Member of Technical Staff, AI Networking - MAI Superintelligence Team
Description
Microsoft AI is hiring a Member of Technical Staff, AI Networking to design and scale the world’s most advanced high-performance networks powering Copilot and next-generation AI systems. Join the team building the fabric that connects frontier-class datacenters, enables multi-gigawatt AI supercomputers, and supports the training of the most sophisticated AI models on the planet. As an AI Networking Engineer, you’ll shape the end-to-end networking architecture, link-layer to fabric-wide systems for hyperscale AI training clusters; design, bring up, and scale the distributed Ethernet and InfiniBand fabrics that connect hundreds of thousands of GPUs across multi-megawatt data halls. You’ll benchmark, profile, debug and tune the training and inference of AI workloads running in the production clusters. You’ll engineer ultra-low-latency ROCE networks, design congestion-free transport mechanisms, optimize lossless fabrics at 10k–100k+ GPU scale, and partner deeply across Azure, Microsoft AI, and datacenter teams to turn cutting-edge ideas into running global infrastructure.

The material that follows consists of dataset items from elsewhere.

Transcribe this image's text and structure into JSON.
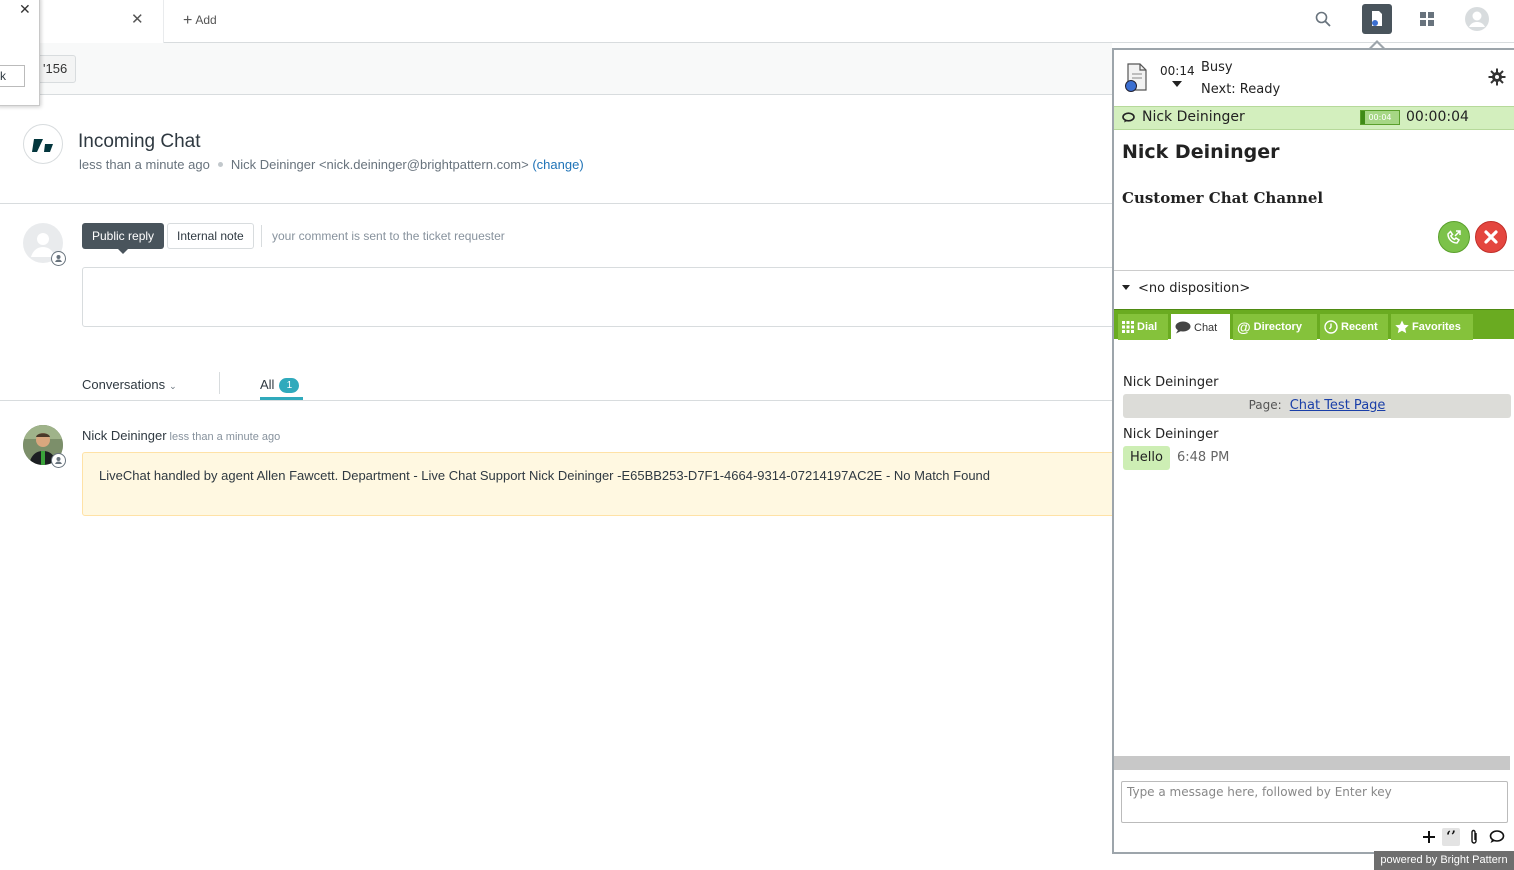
{
  "topbar": {
    "add_tab_label": "Add"
  },
  "popover": {
    "field_value": "k"
  },
  "subbar": {
    "ticket_id_fragment": "'156"
  },
  "ticket": {
    "title": "Incoming Chat",
    "created": "less than a minute ago",
    "requester": "Nick Deininger <nick.deininger@brightpattern.com>",
    "change_link": "(change)"
  },
  "composer": {
    "public_reply": "Public reply",
    "internal_note": "Internal note",
    "hint": "your comment is sent to the ticket requester"
  },
  "filter": {
    "conversations": "Conversations",
    "all": "All",
    "all_count": "1"
  },
  "comment": {
    "author": "Nick Deininger",
    "time": "less than a minute ago",
    "body": "LiveChat handled by agent Allen Fawcett. Department - Live Chat Support Nick Deininger -E65BB253-D7F1-4664-9314-07214197AC2E - No Match Found"
  },
  "agent": {
    "timer": "00:14",
    "status": "Busy",
    "next_status": "Next: Ready",
    "active_name": "Nick Deininger",
    "mini_timer": "00:04",
    "active_time": "00:00:04",
    "contact_name": "Nick Deininger",
    "channel": "Customer Chat Channel",
    "disposition": "<no disposition>",
    "tabs": [
      "Dial",
      "Chat",
      "Directory",
      "Recent",
      "Favorites"
    ],
    "messages": {
      "sender1": "Nick Deininger",
      "page_label": "Page:",
      "page_link": "Chat Test Page",
      "sender2": "Nick Deininger",
      "hello": "Hello",
      "hello_time": "6:48 PM"
    },
    "input_placeholder": "Type a message here, followed by Enter key",
    "powered_by": "powered by Bright Pattern"
  },
  "colors": {
    "accent_green": "#6aab21",
    "active_row": "#d3efbe",
    "end_red": "#e4463f",
    "zendesk_teal": "#30aabc",
    "link_blue": "#1f73b7"
  }
}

Microsoft Superintelligence Team’s mission is to empower every person and every organization on the planet to achieve more. This role is part of Microsoft AI's Superintelligence Team. The MAIST is a startup-like team inside Microsoft AI, created to push the boundaries of AI toward Humanist Superintelligence—ultra-capable systems that remain controllable, safety-aligned, and anchored to human values.
Responsibilities
- Advanced ROCE transport design, congestion control, ECN/WRED/DCTCP tuning
- Fabric architecture, topology planning, network modeling, and scaling strategy
- Telemetry, observability, reliability engineering, and automated troubleshooting
- Develop and tune the deployment of novel routing techniques to achieve reliability in large networks
- Work with world class network designers like NVIDIA, Broadcom, and in-house silicon/network co-design teams
- AI training + inference cluster bring-up, performance benchmarking, and root-cause analysis
- Gather data and insights to develop the pretraining compute roadmap
- Find a path to get things done despite roadblocks to get your work into the hands of users quickly and iteratively
- Enjoy working in a fast-paced, design-driven, product development cycle
- Embody our Culture and Values
Qualifications
Required
- Bachelor's Degree in Computer Science or related technical field AND 6+ years technical engineering experience with coding in languages including, but not limited to, C, C++, C#, Java, JavaScript, or Python OR equivalent experience.
Preferred
- Master's Degree in Computer Science or related technical field AND 8+ years technical engineering experience with coding in languages including, but not limited to, C, C++, C#, Java, JavaScript, or Python OR Bachelor's Degree in Computer Science or related technical field AND 12+ years technical engineering experience with coding in languages including, but not limited to, C, C++, C#, Java, JavaScript, or Python OR equivalent experience.